While you could jump through a number of hoops to load serialized content into an existing instance, I wouldn't recommend doing so. It's an unnecessary complication which really gains you nothing; it means that the extra step of creating a dummy instance is required every time you want to load an e-mail from JSON. I'd recommend using either a factory class or a factory method which loads the e-mail from the serialized JSON and returns it as a new instance. My personal preference would be a factory method, which you'd accomplish as follows:
class SerializeEmail(Email):
def write_email(self,file_name):
with open(file_name,"w") as f:
json.dump(self,f,cls=SerializeEmailJSONEncoder,sort_keys=True,indent=4)
#staticmethod
def read_email(file_name):
with open(file_name,"r") as f:
return json.load(f,cls=SerializeEmailJSONDecoder)
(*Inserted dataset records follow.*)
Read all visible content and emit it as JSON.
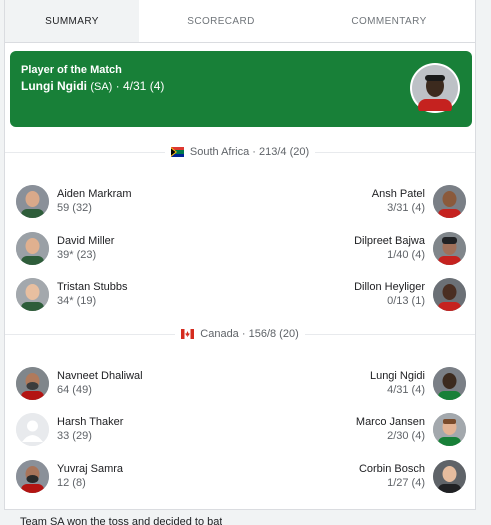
{
  "tabs": [
    {
      "label": "SUMMARY"
    },
    {
      "label": "SCORECARD"
    },
    {
      "label": "COMMENTARY"
    }
  ],
  "potm": {
    "title": "Player of the Match",
    "name": "Lungi Ngidi",
    "team": "(SA)",
    "figures": "· 4/31 (4)",
    "bg_color": "#188038"
  },
  "innings": [
    {
      "team": "South Africa",
      "score": "· 213/4 (20)",
      "batters": [
        {
          "name": "Aiden Markram",
          "stat": "59 (32)"
        },
        {
          "name": "David Miller",
          "stat": "39* (23)"
        },
        {
          "name": "Tristan Stubbs",
          "stat": "34* (19)"
        }
      ],
      "bowlers": [
        {
          "name": "Ansh Patel",
          "stat": "3/31 (4)"
        },
        {
          "name": "Dilpreet Bajwa",
          "stat": "1/40 (4)"
        },
        {
          "name": "Dillon Heyliger",
          "stat": "0/13 (1)"
        }
      ]
    },
    {
      "team": "Canada",
      "score": "· 156/8 (20)",
      "batters": [
        {
          "name": "Navneet Dhaliwal",
          "stat": "64 (49)"
        },
        {
          "name": "Harsh Thaker",
          "stat": "33 (29)"
        },
        {
          "name": "Yuvraj Samra",
          "stat": "12 (8)"
        }
      ],
      "bowlers": [
        {
          "name": "Lungi Ngidi",
          "stat": "4/31 (4)"
        },
        {
          "name": "Marco Jansen",
          "stat": "2/30 (4)"
        },
        {
          "name": "Corbin Bosch",
          "stat": "1/27 (4)"
        }
      ]
    }
  ],
  "footer": {
    "text": "Team SA won the toss and decided to bat"
  }
}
# You can now create a new instance by simply doing the following:
new_email = SerializeEmail.read_email('my_email.txt')
Note the #staticmethod decorator, which allows you to call the method on the class without any implicit first argument being passed in. Normally factory methods would be #classmethods, but since you're loading the object from JSON, the implicit class argument is unnecessary.
Notice how, with this modification, you don't need to instantiate a SerializeEmail object before you can load another one from JSON. You simply call the method directly on the class and get the desired behavior.